I hadn’t found myself a target of public aggression since pub crawl days. I certainly wasn’t expecting a verbal stoush in the childrenswear department of Target. A week later, I’m still feeling rattled. (Why do I take things to heart?)

It was mid-afternoon and the shop floor was quiet. I was rifling through the flannelette pyjamas, searching for pink or purple ones for my 4-year-old. (She’ll only wear a two-tone palette).

Somewhere nearby, a toddler was coughing uncontrollably – a raspy bark that set my teeth on edge. In between hacks, I could hear his attempts to suck in a lungful of air, only to choke on another volley of coughs.

The sound of that child’s spluttering wormed its way into my head until it was all I could hear. Around me, shoppers stopped talking. Two women in Boyswear craned their necks trying to get a fix on the sick youngster. I could spot neither child nor carer. I could only picture a distraught toddler in a pram, his anxious mum trying to soothe him.

I rounded a rack of cardigans in Girlswear 1-7yrs. A small man with a chirpy daughter in his arms was sifting through a pile of jumpers. He acknowledged me with a smile then mimed his bottom lip thrust forward. “Poor bubba” he said, and we both nodded.

“Where’s it coming from?” I asked.

“Over there somewhere,” and he motioned towards an aisle stacked with nappies and baby food.

As we turned to look, a woman in her 60’s with a stylish silver bob rounded the corner of the aisle. She was pushing an upmarket stroller containing the distressed toddler, a blonde poppet about two.

“Poor thing, is she okay?” I said to the grandmother.

“Oh, she’s fine!”

“Sounds like croup, doesn’t it? My son used to get it as a toddler – it was awful.”

“It’s actually none of your business what she’s got! For your information, it’s just a cold. She got it from day care, all right?”

Uncertain how to react, I offered her a weak smile. At that, she gave me both barrels: “You think you’re a bloody doctor do you? Do you?”

“Um, no. I just remember that barking sound they make when they get croup.”

“Well, who the hell do you think you are? Mind your own business!”

And with that parting shot, she marched away with the still-wheezing toddler. My heart was thumping. I turned around to see the friendly dad, rigid with surprise. He shrugged and said quietly: “She sounds pretty sick to me!”

I made a beeline for the checkout, still trembly from the altercation. I handed over a pair of pj’s and was reaching for my wallet when the grandmother with the toddler arrived at the checkout next to mine.

“I’m so sick of you paranoid mothers!” she snapped at me.

I froze in fright. Shoppers swivelled in our direction. She repeated: “There’s nothing wrong with her. Got it?”

Two rows of checkout operators and their customers were agog. I tried to shrink and pretend she wasn’t addressing me. I hurriedly tapped in my pin, stuffed the pyjamas into my bag and sped outside, keen to escape my bemused audience. I scrabbled for my phone and rang a girlfriend: “I’ve just been shop-raged! Some woman just had a real go at me!

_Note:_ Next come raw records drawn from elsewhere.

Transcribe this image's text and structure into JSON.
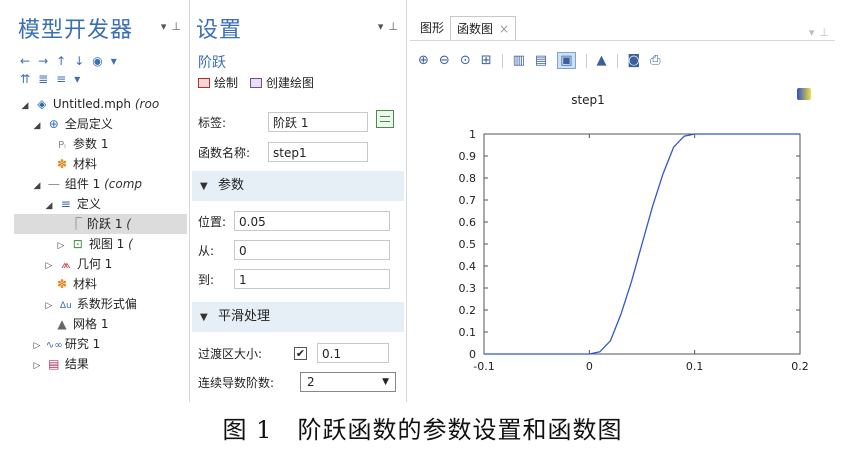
{
  "model_builder": {
    "title": "模型开发器",
    "tree": [
      {
        "icon": "file-icon",
        "label": "Untitled.mph",
        "suffix": "(roo"
      },
      {
        "icon": "globe-icon",
        "label": "全局定义",
        "suffix": ""
      },
      {
        "icon": "parameters-icon",
        "label": "参数 1",
        "suffix": ""
      },
      {
        "icon": "materials-icon",
        "label": "材料",
        "suffix": ""
      },
      {
        "icon": "component-icon",
        "label": "组件 1",
        "suffix": "(comp"
      },
      {
        "icon": "definitions-icon",
        "label": "定义",
        "suffix": ""
      },
      {
        "icon": "step-function-icon",
        "label": "阶跃 1",
        "suffix": "("
      },
      {
        "icon": "view-icon",
        "label": "视图 1",
        "suffix": "("
      },
      {
        "icon": "geometry-icon",
        "label": "几何 1",
        "suffix": ""
      },
      {
        "icon": "materials-icon",
        "label": "材料",
        "suffix": ""
      },
      {
        "icon": "coefficient-pde-icon",
        "label": "系数形式偏",
        "suffix": ""
      },
      {
        "icon": "mesh-icon",
        "label": "网格 1",
        "suffix": ""
      },
      {
        "icon": "study-icon",
        "label": "研究 1",
        "suffix": ""
      },
      {
        "icon": "results-icon",
        "label": "结果",
        "suffix": ""
      }
    ]
  },
  "settings": {
    "title": "设置",
    "subtitle": "阶跃",
    "plot_label": "绘制",
    "create_plot_label": "创建绘图",
    "tag_label": "标签:",
    "tag_value": "阶跃 1",
    "function_name_label": "函数名称:",
    "function_name_value": "step1",
    "params_section": "参数",
    "location_label": "位置:",
    "location_value": "0.05",
    "from_label": "从:",
    "from_value": "0",
    "to_label": "到:",
    "to_value": "1",
    "smoothing_section": "平滑处理",
    "transition_label": "过渡区大小:",
    "transition_checked": "✔",
    "transition_value": "0.1",
    "derivatives_label": "连续导数阶数:",
    "derivatives_value": "2"
  },
  "graphics": {
    "tab_graphics": "图形",
    "tab_function": "函数图",
    "tab_close": "×",
    "plot_title": "step1",
    "line_color": "#3355cc"
  },
  "chart_data": {
    "type": "line",
    "title": "step1",
    "xlabel": "",
    "ylabel": "",
    "xlim": [
      -0.1,
      0.2
    ],
    "ylim": [
      0,
      1
    ],
    "xticks": [
      "-0.1",
      "0",
      "0.1",
      "0.2"
    ],
    "yticks": [
      "0",
      "0.1",
      "0.2",
      "0.3",
      "0.4",
      "0.5",
      "0.6",
      "0.7",
      "0.8",
      "0.9",
      "1"
    ],
    "series": [
      {
        "x": [
          -0.1,
          0.0,
          0.01,
          0.02,
          0.03,
          0.04,
          0.05,
          0.06,
          0.07,
          0.08,
          0.09,
          0.1,
          0.2
        ],
        "y": [
          0,
          0,
          0.01,
          0.06,
          0.18,
          0.33,
          0.5,
          0.67,
          0.82,
          0.94,
          0.99,
          1,
          1
        ]
      }
    ]
  },
  "caption": "图 1　阶跃函数的参数设置和函数图"
}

I’m still shaking!”

“Oooh that happened to me once!” she replied. “I burst into tears in the middle of the shop!”

My department store stoush has dogged my thoughts. Two nights ago, I dreamt about that grandmother, replaying her diatribe in my head. I woke up still bewildered about what I’d said that set her off. Had she misread my concern as impertinence? Had I sounded judgmental?

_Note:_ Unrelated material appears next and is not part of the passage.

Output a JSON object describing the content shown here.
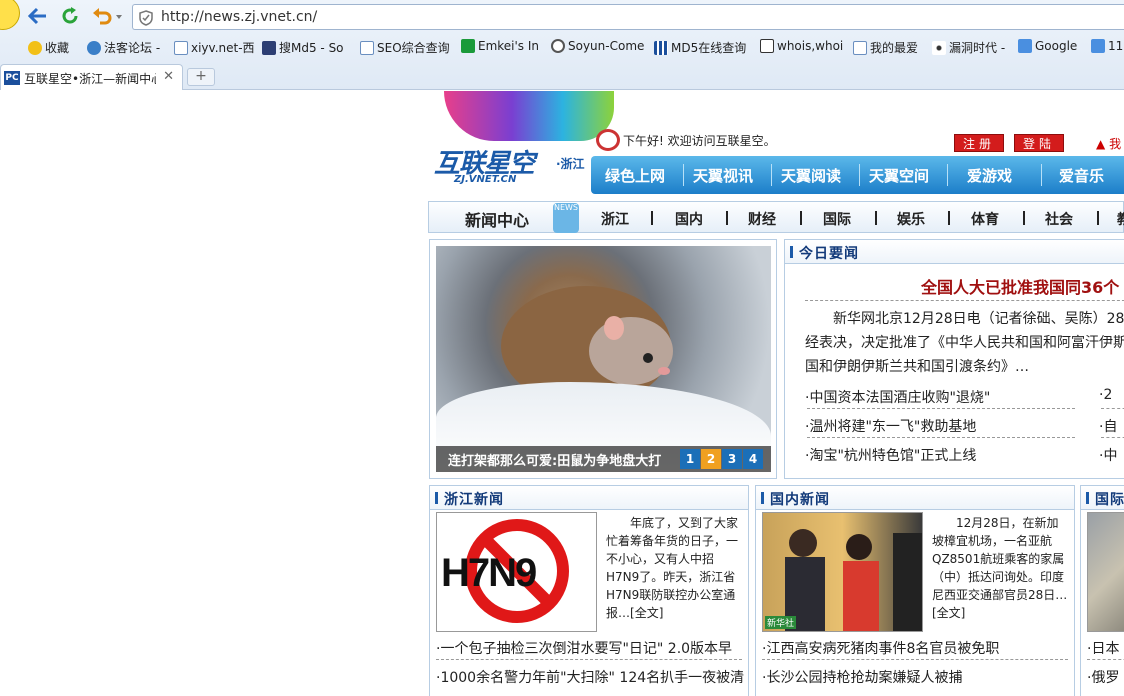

I thought back to the last time my 7-year-old had croup. His fever spiked at 39 degrees. It was terrifying: he was disoriented and stiff, his movements jerky. I raced him to emergency and we spent a night on the ward, spooned together on a gurney while he barked himself hoarse.

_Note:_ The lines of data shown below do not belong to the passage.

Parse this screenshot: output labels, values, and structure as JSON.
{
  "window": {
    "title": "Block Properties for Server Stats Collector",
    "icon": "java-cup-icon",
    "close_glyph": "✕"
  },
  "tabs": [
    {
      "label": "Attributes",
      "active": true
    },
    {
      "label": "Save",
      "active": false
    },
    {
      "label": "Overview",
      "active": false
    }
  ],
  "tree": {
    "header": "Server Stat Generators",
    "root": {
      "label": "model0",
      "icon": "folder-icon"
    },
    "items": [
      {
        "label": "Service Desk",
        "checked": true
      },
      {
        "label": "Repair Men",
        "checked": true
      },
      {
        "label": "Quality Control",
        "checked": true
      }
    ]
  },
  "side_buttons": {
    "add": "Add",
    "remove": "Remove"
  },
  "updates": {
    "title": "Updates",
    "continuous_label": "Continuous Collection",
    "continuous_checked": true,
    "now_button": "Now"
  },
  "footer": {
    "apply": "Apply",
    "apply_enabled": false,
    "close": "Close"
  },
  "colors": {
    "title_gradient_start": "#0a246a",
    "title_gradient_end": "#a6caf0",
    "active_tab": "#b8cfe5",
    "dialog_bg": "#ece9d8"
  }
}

Perhaps, after that trip to hospital, I did overreact in Target. Obviously that nanna resented my solicitude about her two-year-old charge. Or maybe she snapped because a stranger expressing concern made her feel negligent. Perhaps she really believed her granddaughter just had a cold.

I’m not good at dealing with hostility – a tongue-lashing like that and I fall apart. But I’m usually adept at reading strangers. I can normally pick the ones who’re open and chatty. I’ll pass over those whose body language says ‘do not disturb.’ I enjoy making small talk, but there’s a delicate balance between being friendly and appearing pushy. On this occasion, I may have poked a lioness with a stick.